**** (4 stars)
Well, that was very curate’s egg… [for those readers too young to know of the Punch cartoon, it signifies ‘good in parts’] – though the audience thought it was all utterly fantastic, and applauded loud and long.
I came to the concert for Nicola Benedetti, not for the music. Last year I marvelled at her technical brilliance, her feeling for the music she played, and loved her warm and friendly personality as she waxed lyrical about the history of the violin and played a succession of staggeringly virtuosic pieces as if she were doing simple beginner’s exercises, all the time beaming radiantly.
This year she came onstage [to another massively warm welcome] as the Director-in-Waiting of the EIF, and as soloist to play the Bruch violin concerto, one of the four great violin concerti [the others being Beethoven, Brahms and Mendelssohn]. It’s certainly impressive – fiendishly virtuosic, technically challenging, and brilliantly played, seemingly effortlessly – which is what I’ve come to expect from this woman who was BBC Young Musician of the Year in 2004.
My dad used to listen to LPs [remember them?] – mostly violin or piano concertos and orchestral music mainly from the Romantic period: not my preferred listening [too loud, too busy, too formless] unless I’m deeply in love in which case it all suddenly makes sense…. But alas, I’m not in love just now, and though I recognised some of the melodies, I wasn’t gripped by the piece though I was fascinated to watch Nicola’s interaction with the orchestra and their conductor, Maxim Emelyanychev.
Of course she was greeted with a storm of applause at the end.
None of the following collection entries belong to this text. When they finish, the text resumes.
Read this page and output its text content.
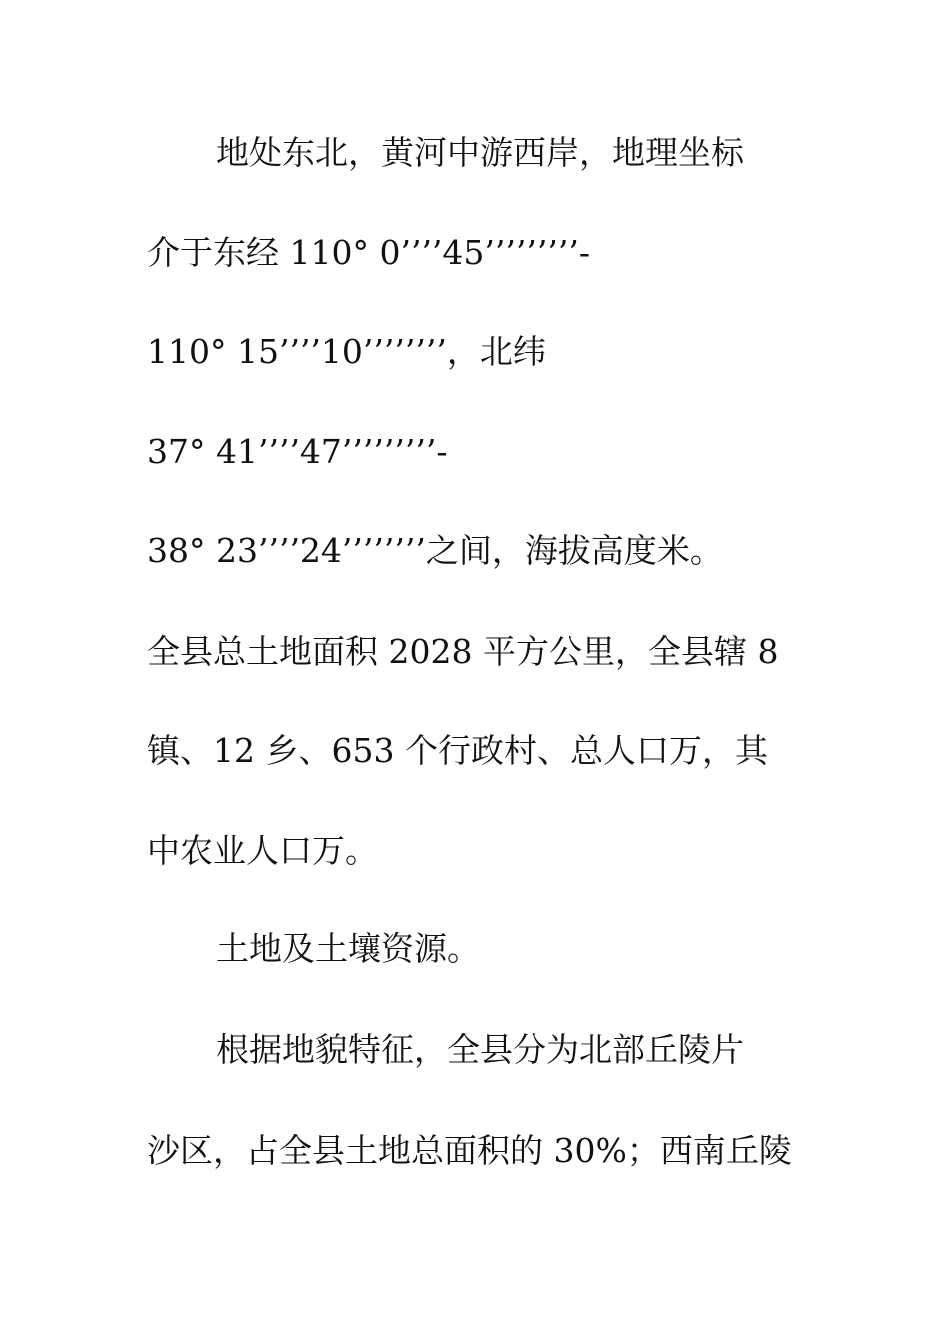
地处东北，黄河中游西岸，地理坐标
介于东经 110° 0’’’’45’’’’’’’’’-
110° 15’’’’10’’’’’’’’，北纬
37° 41’’’’47’’’’’’’’’-
38° 23’’’’24’’’’’’’’之间，海拔高度米。
全县总土地面积 2028 平方公里，全县辖 8
镇、12 乡、653 个行政村、总人口万，其
中农业人口万。
土地及土壤资源。
根据地貌特征，全县分为北部丘陵片
沙区，占全县土地总面积的 30%；西南丘陵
She left the stage but came back, microphone in hand, to thank us for the welcome, remember her feelings coming out to play at last year’s EIF and to express her deep gratitude for the honour that’s been bestowed on her, and promise to do her best to follow in Fergus Linehan’s footsteps.
We were then treated to an encore. She and Maxim Emelyanychev played the Meditation from Massenet’s Thaïs: a simple floating melody over delicate piano arpeggios. This was the high point of my evening – pure beauty, exquisite tone, simply the soul of music reaching straight into our hearts.
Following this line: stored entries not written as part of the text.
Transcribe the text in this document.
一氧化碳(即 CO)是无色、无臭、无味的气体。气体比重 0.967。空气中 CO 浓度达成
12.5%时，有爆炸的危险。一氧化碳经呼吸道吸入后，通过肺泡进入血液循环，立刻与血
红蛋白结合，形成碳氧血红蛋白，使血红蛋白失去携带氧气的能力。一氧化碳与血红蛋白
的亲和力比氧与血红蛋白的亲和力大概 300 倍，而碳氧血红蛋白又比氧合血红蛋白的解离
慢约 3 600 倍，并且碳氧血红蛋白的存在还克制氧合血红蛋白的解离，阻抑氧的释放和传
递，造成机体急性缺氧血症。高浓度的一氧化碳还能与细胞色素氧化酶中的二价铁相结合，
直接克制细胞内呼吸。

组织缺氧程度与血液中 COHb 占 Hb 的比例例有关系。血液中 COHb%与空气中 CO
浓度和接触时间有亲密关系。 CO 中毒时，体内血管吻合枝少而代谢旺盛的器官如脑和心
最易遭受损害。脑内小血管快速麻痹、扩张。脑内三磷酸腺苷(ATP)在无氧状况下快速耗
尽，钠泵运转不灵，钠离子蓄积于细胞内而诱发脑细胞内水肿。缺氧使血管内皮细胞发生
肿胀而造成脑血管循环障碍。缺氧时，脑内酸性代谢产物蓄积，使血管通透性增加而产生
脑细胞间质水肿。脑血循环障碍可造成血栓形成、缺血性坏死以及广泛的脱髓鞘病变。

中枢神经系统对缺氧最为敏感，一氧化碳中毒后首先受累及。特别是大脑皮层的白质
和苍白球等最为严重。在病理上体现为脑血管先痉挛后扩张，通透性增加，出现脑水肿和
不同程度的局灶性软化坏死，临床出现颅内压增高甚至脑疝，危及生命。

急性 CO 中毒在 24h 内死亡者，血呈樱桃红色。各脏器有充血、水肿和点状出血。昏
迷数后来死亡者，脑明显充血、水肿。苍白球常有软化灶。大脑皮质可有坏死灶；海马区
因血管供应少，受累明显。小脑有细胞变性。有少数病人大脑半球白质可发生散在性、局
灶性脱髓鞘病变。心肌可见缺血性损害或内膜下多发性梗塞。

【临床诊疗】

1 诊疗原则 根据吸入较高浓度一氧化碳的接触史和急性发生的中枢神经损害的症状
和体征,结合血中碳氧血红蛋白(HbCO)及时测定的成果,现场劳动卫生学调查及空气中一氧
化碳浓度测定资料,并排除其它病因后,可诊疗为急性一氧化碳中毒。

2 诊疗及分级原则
The second half of the programme was given over to Tchaikovsky’s Sleeping Beauty ballet music. Maxim Emelyanychev obviously feels this music deep in his soul, and was encouraging the SCO to give their utmost to it. I was enjoying it, recognising ‘the famous bits’ and appreciating the way the music kept moving and had life in it, even in the famously slow Rose Adagio. The melodies soared out, the tension built and eased, the complex, subtle orchestration was a delight. It seemed we’d reached the climax and it was all over: but no, the orchestra re-tuned and off they went again, starting with a ‘here we are out hunting having a jolly time’ section, and wandering into pastures new to me, without [to me] much obvious shape or tune.
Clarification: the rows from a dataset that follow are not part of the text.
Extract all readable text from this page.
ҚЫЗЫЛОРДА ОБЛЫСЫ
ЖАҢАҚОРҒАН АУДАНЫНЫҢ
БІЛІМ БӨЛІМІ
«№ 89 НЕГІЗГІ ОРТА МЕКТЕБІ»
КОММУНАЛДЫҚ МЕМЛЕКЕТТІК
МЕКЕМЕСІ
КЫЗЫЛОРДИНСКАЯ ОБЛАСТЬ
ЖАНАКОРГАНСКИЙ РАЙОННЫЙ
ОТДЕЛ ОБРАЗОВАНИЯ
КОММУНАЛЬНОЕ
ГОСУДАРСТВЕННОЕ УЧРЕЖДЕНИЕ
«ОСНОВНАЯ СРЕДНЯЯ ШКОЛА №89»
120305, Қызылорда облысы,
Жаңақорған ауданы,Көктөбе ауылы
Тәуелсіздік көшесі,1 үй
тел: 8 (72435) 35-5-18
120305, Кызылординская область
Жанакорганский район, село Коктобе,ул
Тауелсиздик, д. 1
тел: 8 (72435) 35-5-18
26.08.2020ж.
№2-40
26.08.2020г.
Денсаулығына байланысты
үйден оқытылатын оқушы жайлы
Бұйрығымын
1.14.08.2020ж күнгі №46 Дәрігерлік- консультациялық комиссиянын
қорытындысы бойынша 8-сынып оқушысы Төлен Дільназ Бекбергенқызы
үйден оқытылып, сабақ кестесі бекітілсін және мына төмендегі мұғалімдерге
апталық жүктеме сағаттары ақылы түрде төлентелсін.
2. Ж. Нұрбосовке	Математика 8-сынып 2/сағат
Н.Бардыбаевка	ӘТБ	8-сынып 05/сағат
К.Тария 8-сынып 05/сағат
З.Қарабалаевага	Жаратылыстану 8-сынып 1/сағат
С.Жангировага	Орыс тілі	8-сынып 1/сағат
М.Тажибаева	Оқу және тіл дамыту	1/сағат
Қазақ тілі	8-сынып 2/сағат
This obviously wasn’t the view of the rest of the audience. Applause greeted the end of various sections and was loud and prolonged at the end of the final section: either they know the music a lot better than I do or they, like me, were very glad that it was over and time to go home.
I’m obviously a philistine, or simply more at home with music from the Baroque and Classical periods. The playing was brilliant playing, orchestra and audience had a splendid time: maybe I needed some ballet dancers on stage to make it come alive for me.
Edinburgh International Festival, Nicola Benedetti and the Scottish Chamber Orchestra, Usher Hall, Run ended.